Kenya will enact a new law for the management of solid waste by the end of this financial year.
The Cabinet Secretary for Environment and Forestry Keriako Tobiko says his ministry has developed three crucial documents he hopes will guide waste management both at the national and the county levels.
The documents, Tobiko says, include the National Sustainable Waste Management Bill, National Sustainable Waste Management Policy and E-Waste Strategy.
The documents prescribe measures to be undertaken to ensure the country’s transition into zero waste status.
The CS further says this will be done through minimised waste generation, separation at source, enhanced waste collection, re-use, recycling, and disposal of unusable waste to secure sanitary landfills.
Tobiko says once completed the new bill will greatly assist in dealing with the increasing challenge of handling waste in the country.
“Kenya has been grappling with the problem of waste for a long time. Our country is experiencing rapid population increase and urbanisation. Each person generates an average of about 0.5 kilogramme of waste daily which translates to about 20 million tonnes of waste daily,” said Tobiko in a statement that was read on his behalf by the ministry’s Director of Administration Mr Henry Obino in Machakos.
Obino was representing the CS during a one-day public participation workshop to discuss the proposed regulations and legislation.

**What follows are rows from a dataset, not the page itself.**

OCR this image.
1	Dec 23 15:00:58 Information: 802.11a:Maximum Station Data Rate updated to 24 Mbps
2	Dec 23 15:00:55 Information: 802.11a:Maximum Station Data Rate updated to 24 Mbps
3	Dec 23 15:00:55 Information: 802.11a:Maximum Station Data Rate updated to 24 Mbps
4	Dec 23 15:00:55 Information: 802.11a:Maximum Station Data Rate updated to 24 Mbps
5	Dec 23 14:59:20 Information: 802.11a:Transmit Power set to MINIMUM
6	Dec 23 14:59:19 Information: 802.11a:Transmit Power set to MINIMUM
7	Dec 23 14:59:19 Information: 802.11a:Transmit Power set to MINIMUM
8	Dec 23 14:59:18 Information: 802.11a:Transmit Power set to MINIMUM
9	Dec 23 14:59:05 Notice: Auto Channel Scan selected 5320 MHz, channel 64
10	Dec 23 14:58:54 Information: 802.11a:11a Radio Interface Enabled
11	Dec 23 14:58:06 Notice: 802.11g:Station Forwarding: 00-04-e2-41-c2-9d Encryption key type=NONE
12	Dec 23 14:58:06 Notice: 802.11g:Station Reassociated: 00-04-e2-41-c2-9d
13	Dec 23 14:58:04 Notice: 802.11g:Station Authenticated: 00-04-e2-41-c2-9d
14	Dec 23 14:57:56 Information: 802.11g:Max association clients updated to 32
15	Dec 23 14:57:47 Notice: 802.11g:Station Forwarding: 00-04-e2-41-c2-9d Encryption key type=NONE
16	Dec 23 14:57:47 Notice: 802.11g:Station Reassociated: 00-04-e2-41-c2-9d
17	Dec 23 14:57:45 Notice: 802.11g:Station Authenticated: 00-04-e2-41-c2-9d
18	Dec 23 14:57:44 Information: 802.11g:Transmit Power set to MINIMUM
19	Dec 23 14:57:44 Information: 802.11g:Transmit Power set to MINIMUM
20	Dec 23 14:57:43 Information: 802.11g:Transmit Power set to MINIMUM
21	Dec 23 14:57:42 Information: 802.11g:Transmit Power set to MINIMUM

Tobiko noted that at least 50 per cent of all waste generated every day across the country is compostable and can therefore be used as low–risk fertilisers by farmers.
He said since the enactment of the current constitution, Kenya has developed several documents among them the Environment Policy (2014) and the National Solid Waste Management Strategy (20140 to guide the country on sustainable solid waste management.
“The Constitution of Kenya 2010 gives Kenyans a right to a clean and healthy environment On the compliance and enforcement front, the Ministry is guided by the Environmental Management and Coordination Act (EMCA) Cap 387 and the Waste Management Regulations 2006.These two pieces of legislation have been instrument in curbing the waste menace in the country, through prescription of stiff penalties as deterrence to those who pollute the environment,” read part of the CS speech.
He cited counties as crucial players in the management of waste in the country and hailed them for developing the County Waste Acts to guide stakeholders in dealing with waste at the devolved level.
The CS nevertheless cited inadequate guidance from devolved county waste governance, emerging waste regimes and weak legislation on polluter pay principal as some of the challenges facing counties in waste management.
And to fine-tune the document, the ministry has solicited for technical support from international partners such as Netherlands, Denmark and Japan alongside global bodies like the UNEP, UN-HABITAT and the International Development Law Organisation (IDLO).
Kenya is currently facing a new war front in environmental conservation efforts due to the influx of cheap electronic equipment into the country mainly from China and other orient countries.
Majority of these electronic products later become waste due to their short –life span and end up becoming an environmental menace.
A survey carried out between 2007 and 2008 estimated that the total electronic waste (e-waste) generated from computers, monitors and printers alone stood at approximately 3,000 tonnes per year.
In 2010, UNEP estimated that Waste of Electrical and Electronic Equipment (WEEE) stood at 11,400 tonnes from refrigerators, 2,800 tonnes from TVs, 2,500 tonnes from personal computers, 500 tonnes from printers and 150 tonnes from mobile phones.